As if I haven’t explain it enough before, I am the world’s most dramatic hypochondriac who also happens to struggle with anxiety.
A week an a half ago, I started getting chest pain. Immediately, I just figured I pulled a muscle. I was lifting tents, signage, and setting up for events often, so I ignored it. After day three, I started thinking that it was probably not just a muscle. Next logical thought it my head: It’s my heart.
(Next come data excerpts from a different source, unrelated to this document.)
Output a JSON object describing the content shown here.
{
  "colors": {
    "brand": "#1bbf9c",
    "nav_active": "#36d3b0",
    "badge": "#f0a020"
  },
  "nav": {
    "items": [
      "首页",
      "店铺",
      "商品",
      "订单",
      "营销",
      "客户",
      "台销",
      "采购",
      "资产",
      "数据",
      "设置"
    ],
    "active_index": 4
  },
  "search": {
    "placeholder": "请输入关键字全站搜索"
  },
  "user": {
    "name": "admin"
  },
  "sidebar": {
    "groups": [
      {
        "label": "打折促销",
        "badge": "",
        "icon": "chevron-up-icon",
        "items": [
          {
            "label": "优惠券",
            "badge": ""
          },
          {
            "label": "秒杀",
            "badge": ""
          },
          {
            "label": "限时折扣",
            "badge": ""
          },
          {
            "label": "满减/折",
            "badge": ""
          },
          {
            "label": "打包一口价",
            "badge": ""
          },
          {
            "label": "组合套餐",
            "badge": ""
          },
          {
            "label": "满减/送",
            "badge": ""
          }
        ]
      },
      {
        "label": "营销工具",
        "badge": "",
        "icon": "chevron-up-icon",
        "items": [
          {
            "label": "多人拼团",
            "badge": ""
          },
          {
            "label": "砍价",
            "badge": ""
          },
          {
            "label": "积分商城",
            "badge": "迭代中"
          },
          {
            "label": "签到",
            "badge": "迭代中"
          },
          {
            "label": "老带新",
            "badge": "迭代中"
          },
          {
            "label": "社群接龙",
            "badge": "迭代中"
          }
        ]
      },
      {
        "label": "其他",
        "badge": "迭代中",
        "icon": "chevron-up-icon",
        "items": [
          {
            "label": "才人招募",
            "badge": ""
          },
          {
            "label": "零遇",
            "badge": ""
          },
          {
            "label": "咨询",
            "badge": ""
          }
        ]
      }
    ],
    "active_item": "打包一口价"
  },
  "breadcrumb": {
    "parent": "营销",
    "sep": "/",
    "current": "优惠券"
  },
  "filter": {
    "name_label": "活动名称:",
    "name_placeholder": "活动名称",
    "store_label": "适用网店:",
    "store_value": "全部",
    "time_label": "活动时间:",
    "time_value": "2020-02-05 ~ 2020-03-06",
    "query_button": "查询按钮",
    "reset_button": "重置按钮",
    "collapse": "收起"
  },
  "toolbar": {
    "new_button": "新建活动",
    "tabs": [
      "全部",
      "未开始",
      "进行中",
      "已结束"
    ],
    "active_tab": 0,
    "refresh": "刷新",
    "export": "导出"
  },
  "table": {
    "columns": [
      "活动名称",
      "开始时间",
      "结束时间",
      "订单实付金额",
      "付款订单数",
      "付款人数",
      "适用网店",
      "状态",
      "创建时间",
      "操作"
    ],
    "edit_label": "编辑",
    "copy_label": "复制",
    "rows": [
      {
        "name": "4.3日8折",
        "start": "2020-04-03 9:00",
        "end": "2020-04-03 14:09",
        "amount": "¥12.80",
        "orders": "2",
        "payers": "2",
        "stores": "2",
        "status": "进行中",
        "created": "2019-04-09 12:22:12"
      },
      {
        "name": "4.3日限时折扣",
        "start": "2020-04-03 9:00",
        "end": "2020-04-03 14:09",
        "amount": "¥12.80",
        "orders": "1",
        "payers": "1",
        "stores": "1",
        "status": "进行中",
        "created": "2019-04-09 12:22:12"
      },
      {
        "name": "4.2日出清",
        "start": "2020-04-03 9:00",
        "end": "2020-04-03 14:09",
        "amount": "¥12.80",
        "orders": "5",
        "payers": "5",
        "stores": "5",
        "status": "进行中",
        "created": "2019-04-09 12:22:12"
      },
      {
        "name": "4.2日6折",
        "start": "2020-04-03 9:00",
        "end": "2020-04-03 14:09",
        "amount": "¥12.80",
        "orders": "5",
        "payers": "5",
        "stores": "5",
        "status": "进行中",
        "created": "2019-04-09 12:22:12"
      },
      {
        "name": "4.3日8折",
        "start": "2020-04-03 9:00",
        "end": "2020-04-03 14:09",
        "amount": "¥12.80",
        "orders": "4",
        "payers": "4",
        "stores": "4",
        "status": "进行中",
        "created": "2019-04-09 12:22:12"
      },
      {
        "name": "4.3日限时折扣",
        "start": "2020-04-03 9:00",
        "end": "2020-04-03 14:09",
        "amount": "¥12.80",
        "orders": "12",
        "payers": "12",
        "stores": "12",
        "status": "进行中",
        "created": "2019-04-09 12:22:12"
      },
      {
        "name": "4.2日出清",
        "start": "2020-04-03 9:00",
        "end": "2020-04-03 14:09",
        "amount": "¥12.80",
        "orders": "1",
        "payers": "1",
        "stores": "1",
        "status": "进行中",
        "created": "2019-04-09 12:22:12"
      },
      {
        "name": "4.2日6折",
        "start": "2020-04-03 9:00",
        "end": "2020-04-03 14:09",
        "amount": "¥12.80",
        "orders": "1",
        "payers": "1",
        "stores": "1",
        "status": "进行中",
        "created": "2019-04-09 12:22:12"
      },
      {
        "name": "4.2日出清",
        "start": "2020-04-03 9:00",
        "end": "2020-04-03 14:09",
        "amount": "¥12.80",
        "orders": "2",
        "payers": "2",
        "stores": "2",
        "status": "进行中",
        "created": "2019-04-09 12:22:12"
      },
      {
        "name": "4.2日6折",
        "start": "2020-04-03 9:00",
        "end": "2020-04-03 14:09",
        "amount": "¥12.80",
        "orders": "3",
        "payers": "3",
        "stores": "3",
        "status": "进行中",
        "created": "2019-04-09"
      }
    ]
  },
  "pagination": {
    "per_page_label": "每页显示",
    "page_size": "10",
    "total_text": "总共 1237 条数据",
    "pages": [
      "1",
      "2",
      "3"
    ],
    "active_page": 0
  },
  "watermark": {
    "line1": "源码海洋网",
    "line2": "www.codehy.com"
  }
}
Good thoughts for someone with anxiety, right?
I spent the next four days panicking about my heart, to the point where I would FEEL it beating against my chest and hear it in my ears. I would wake up every morning and think about it until I went to bed that night. I overanalyzed it to it’s full extent, as I do with every single life situation. On the Fourth of July I had a full fledged panic attack behind the driver’s wheel of a parked car twelve minutes before a parade was supposed to begin. I panicked to my mother, my co-workers, and who I consider now to be our “Des Moines friends”, and had suggestions left and right of how to fix myself, which ultimately lead everyone around me to tell me to “slow down, go home, and rest”. I pushed on.
This last week at work, it sat in my head constantly. “What if there really is something wrong with my heart? What if there’s something in my lungs? Why does my chest constantly hurt? WHY IS MY LEFT ARM HURTING? MY FINGERS ARE GOING NUMB. I AM DYING” Over and over, for four days.
Thursday I walked into Dylan’s office to proclaim my decision. “Emergency Room”. I left work that afternoon and checked myself into the hospital. Did you know the words “chest pain” throws you immediately to the top of the list? Me neither.
Two separate blood draws and a urine sample, they couldn’t tell me what was wrong. Finally after four hours they brought me back to see a doctor. He didn’t know what was wrong. A chest x-ray and an EKG, still no answers. Doctor #2 didn’t know either. When the 11th nurse walked into the room, I started my downward spiral. Every single person that walked in was met by a red faced, panicking, snotty nosed, crying 24 year old. “Please tell me I’m not dying”. (Like, okay Jen. Looking back on this now, I was ridiculous)
As hour six approached, Dylan met me in my little room and my anxiety continued to rise. Back and fourth, try this medicine, let’s try another test. (I was told that I had good veins, you know, on the second round of blood drawing, so I had THAT going for me) The worst part of all of this, was that no one was telling me if something was wrong, or wasn’t wrong.
Hour seven came and the doctor returned. This is when I started to feel like a freaking idiot. “All of your tests came back perfect. Your heart, blood, and lungs are fine! I’m pretty sure you’re under a lot of stress lately and you’re struggling with your indigestion”. Wait. A. Second. You kept me here for seven hours to let me know that my indigestion has been wrecking havoc on my life? Indigestion. So, the hypochondriac in me made EXTRA SURE. “Well actually my fingers are numb and my left arm hurts right now, so are you positive?” The doctor looked at me like I was nuts… “we will draw a lab again, and as long as the number is 0, you’re going home” Guess what number I got?
So, I’m not dying. That’s great. Anxiety strikes again.
Today my chest hurts, just like a week ago. I know it’s indigestion though, so I haven’t started writing my will and planning out my head stone for my cemetery plaque.
Like, indigestion. I swear I’m a 87 year old woman. I went to the hospital for indigestion.